East Windsor Regional School District looks to utilize new testing methods that will better gauge a student’s progress.
By: Marisa Maldonado
HIGHTSTOWN Testing techniques that will better gauge a student’s progress are on the way for the East Windsor Regional School District, officials told a crowd of about 55 parents, teachers and residents Wednesday at the first of two "vision forums."
The forum, hosted by Superintendent Ronald Bolandi and Michael Dzwonar, director of curriculum, technology and grants, discussed how the district could improve student performance in a year where test scores on state-mandated examinations have been down. The second such forum will take place April 16 at 10 a.m. at the auditorium at Hightstown High School, 25 Leshin Lane.

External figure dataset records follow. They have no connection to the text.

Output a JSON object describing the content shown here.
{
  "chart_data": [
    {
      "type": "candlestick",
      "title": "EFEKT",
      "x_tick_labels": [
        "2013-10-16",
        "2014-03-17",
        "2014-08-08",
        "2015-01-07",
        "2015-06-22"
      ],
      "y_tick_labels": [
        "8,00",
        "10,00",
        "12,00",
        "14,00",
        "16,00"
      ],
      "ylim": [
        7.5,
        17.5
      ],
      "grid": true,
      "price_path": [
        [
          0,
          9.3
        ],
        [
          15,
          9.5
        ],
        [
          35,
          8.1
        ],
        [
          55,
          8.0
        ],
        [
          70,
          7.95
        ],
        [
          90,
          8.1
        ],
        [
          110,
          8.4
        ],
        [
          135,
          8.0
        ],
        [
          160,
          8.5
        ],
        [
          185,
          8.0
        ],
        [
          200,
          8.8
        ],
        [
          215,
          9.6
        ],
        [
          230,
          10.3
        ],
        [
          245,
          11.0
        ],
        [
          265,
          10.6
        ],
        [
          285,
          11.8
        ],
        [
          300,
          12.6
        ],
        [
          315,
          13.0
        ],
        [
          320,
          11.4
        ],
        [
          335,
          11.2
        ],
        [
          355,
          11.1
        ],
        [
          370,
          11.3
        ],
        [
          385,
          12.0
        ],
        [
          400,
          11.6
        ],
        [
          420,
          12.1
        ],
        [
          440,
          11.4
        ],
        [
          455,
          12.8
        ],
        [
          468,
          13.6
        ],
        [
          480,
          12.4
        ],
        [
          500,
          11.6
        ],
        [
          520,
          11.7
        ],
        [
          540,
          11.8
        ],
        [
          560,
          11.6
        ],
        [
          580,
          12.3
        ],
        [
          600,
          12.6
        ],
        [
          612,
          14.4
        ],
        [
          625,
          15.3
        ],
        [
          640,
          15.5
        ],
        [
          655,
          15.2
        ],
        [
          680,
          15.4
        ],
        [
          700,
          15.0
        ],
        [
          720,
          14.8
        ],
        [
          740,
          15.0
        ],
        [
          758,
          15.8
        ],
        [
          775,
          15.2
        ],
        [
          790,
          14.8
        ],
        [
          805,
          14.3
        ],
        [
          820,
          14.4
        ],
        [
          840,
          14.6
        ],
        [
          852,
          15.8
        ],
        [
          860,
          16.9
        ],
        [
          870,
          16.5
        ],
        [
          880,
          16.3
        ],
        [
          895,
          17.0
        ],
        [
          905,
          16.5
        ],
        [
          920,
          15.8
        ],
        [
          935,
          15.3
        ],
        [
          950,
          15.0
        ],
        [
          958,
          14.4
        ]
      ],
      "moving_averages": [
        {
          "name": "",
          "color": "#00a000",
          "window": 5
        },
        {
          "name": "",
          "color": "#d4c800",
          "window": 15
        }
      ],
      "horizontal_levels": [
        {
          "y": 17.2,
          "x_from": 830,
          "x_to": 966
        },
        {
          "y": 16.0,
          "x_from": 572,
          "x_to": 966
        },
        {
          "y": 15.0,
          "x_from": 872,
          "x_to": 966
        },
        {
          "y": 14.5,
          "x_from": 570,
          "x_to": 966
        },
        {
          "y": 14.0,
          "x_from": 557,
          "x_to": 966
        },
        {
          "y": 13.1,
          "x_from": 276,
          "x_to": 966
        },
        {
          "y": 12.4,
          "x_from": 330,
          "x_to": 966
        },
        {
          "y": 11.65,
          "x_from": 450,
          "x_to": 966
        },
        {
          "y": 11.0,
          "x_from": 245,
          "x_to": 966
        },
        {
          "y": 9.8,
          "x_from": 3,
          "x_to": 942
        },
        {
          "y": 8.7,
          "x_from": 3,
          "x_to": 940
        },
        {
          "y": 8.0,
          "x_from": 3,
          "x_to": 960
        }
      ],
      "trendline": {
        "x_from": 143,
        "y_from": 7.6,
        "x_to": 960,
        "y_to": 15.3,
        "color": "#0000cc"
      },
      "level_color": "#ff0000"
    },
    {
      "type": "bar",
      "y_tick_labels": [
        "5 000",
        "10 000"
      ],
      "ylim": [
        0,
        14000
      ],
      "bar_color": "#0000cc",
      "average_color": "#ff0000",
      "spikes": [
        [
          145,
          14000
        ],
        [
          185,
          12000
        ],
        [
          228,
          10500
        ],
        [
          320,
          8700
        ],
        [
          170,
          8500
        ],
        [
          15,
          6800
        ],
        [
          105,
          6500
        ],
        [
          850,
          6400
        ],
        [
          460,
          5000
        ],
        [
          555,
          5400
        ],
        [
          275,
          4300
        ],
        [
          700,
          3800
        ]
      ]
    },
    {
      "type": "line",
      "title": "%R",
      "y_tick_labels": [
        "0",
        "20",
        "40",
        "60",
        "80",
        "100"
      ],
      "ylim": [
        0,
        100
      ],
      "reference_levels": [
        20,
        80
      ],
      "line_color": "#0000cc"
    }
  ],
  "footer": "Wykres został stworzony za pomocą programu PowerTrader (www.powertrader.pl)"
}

Starting this year, students will take tests every April from second grade to junior year of high school. They will be scored using the same rubric as the standard tests. Teachers will receive the scores in June for both the children they taught last year and for their incoming students. The aim is to help develop an individual plan of improvement for each student, Mr. Dzwonar said.
Students now take tests only in third, fourth, eighth and 11th grades, as mandated by the state.
Currently teachers do not receive the test results until summer vacation, meaning they can’t use them to gauge student progress, Mr. Dzwonar said.
"It’s equivalent to a doctor waiting for the patient to be dead before they prescribe," Mr. Dzwonar said.
Teachers can use this information to individualize instruction for students, such as modifying classroom activities to all levels with different materials.
"If we know a student is reading at the ninth-grade level and they’re in the fifth grade," Mr. Dzwonar said, "the teacher can give them something from the New York Times to read (for social studies)."
The changes in the presentation were the result of meetings with administrators, faculty members, students and parent groups since Mr. Bolandi started with the district almost one year ago. But Mr. Bolandi said he used some of his old methods in combination with community input.
"This plan is a method that has a proven track history, and it works," Mr. Bolandi said. He said he used this method to improve student performance at the Tewksbury School District, an affluent district where he formerly served as superintendent and the Winslow School district, an urban district.
Individualizing education, including making sure a variety of classes are offered for all levels at the high school, might help lower the rate of students dropping out of school, he said.
"We can’t fit all sizes with one approach," Mr. Bolandi said. "We need to have the courses in our high school that will allow them to do better and not doom (them) to failure."
Still many audience members had questions about the presentation. Despite calling the presentation "magnificent," Hightstown resident Gene Sarafin asked how the district would accomplish its goals with limited resources.
"How do you manage this with one principal and 50 teachers?" Mr. Sarafin said.
Mr. Bolandi said he would like more resources but thought the district could handle the plan, pointing out that his plan has worked in both urban and affluent districts.
"We’re going to do this," he said.
Kelley Carney, a Hightstown resident who is an instructional sports specialist in a Manhattan school district, said the same method helped improve test scores among her students.
The plan is designed for every student in the district, Mr. Bolandi said, fighting the numbers that show that black and Latino students score lower on standardized tests.
"It’s not only the Latino kids in our school district that bring our scores down," Mr. Bolandi said. "All our groups need to do better."